The Oct. 29 game against Kansas is notable, since both teams are part of the Big 12 Conference. But Kansas was 2-4 at deadline, and is hardly considered a marquee matchup for Texas.
Longhorn Network’s previous football game was a 34-9 Texas win over Rice in early September.
The channel, which launched in late August, signed several carriage deals before the first game, including ones with Verizon and Grande Communications. The network is in 4 million homes nationally.
The channel costs around 40 cents per subscriber per month in a four-state region that includes Texas, Louisiana, New Mexico and Oklahoma.
Sources say some of the bigger distributors are waiting to see what the Big 12 Conference will look like once the most recent round of realignment shakes out. At deadline, Missouri was expected to apply to move to the Southeastern Conference, which would leave the Big 12 with nine teams. Cable and satellite operators are reluctant to commit to a channel like Longhorn Network when the conference still is in so much flux, sources said.
SportOn, a small Swedish company that turns sports highlight clips into cellphone video ring tones, will launch its mobile phone application in North America and Europe on Wednesday.
The company has signed separate video content deals with the NHL, Red Bull Media House and Major League Lacrosse, as well as with a handful of minor soccer, badminton and table tennis leagues in Europe and Asia. A source familiar with the company said it is in talks with the NBA, MLS, NASCAR, WWE and the Big Ten Network to use video content.
Micke Jansson, CEO of SportOn, said the expanding video ring tone market is a natural space for sports highlights.
“Sports leagues are interested in video exposure, and we tell them if the phone rings five times a day, that adds up to 1,800 exposures a year,” Jansson said. “That means they have a whole other media channel.”
Jansson declined to discuss the terms of the deals with SportOn’s respective clients. A source familiar with SportOn’s deal with the NHL said it is a revenue share with no licensing fee.
The applications will be available for download for BlackBerry, Android and Nokia’s Symbian operating systems. Jansson said SportOn is in discussions with Apple to get the application onto the iPhone platform.
The application is free but customers pay for each video-tone download.

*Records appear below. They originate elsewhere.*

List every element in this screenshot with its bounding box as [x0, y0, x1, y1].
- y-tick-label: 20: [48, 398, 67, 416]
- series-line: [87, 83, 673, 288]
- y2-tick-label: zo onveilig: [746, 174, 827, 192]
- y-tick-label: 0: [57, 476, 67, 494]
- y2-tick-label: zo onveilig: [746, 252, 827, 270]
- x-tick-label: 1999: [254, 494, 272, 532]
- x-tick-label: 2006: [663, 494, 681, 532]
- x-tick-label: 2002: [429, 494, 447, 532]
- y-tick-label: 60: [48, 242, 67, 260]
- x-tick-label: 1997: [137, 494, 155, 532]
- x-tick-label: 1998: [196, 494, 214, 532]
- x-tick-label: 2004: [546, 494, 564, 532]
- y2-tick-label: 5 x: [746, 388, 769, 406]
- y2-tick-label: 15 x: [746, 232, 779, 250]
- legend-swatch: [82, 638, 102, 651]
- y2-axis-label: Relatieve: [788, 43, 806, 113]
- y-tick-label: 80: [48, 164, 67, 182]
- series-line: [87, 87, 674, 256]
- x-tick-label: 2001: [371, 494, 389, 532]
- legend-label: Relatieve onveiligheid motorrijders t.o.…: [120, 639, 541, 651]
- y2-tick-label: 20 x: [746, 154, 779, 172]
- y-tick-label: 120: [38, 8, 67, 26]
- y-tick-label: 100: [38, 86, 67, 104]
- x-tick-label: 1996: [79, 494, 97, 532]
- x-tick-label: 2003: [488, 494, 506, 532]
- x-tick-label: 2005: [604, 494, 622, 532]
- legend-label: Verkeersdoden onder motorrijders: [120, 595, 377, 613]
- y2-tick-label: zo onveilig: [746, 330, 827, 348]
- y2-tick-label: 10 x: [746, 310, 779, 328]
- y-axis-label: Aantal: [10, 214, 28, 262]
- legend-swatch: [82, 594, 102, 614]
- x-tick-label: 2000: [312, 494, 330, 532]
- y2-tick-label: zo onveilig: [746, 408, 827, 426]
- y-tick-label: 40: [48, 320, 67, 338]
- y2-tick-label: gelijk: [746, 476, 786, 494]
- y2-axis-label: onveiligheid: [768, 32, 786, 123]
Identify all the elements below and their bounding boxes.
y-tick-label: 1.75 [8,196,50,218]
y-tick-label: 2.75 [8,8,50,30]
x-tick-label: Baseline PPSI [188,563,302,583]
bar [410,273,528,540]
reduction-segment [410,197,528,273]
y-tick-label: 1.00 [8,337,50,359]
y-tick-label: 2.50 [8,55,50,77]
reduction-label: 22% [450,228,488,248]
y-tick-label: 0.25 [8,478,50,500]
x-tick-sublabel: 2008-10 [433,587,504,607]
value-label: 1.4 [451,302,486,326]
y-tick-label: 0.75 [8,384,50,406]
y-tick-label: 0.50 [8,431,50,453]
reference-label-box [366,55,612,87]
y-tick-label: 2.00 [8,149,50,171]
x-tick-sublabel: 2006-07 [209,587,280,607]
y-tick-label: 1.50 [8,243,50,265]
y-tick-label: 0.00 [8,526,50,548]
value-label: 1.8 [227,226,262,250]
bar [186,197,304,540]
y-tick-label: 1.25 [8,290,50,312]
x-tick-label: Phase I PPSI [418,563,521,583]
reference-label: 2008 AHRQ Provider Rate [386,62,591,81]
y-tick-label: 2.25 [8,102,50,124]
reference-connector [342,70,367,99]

In North America, a 10-second clip will cost $7, and a package of four clips will cost $14. “Based on the content the leagues provide we may change [the price],” Jansson said. “It may be too high.”
Jansson said SportOn now has 3,500 available video clips to download and that it adds 50 clips a day to its archives. The company is based in Stockholm and has a staff of six programmers. Retired Swedish hockey star Peter Forsberg has joined as a company partner and spokesman.
Christopher Golier, vice president of mobile marketing and strategy for the NHL, said the deal with SportOn represents another way to put video content into the hands of hockey fans. “We’re enabling fans to customize their experience on the most personal of mediums,” Golier said.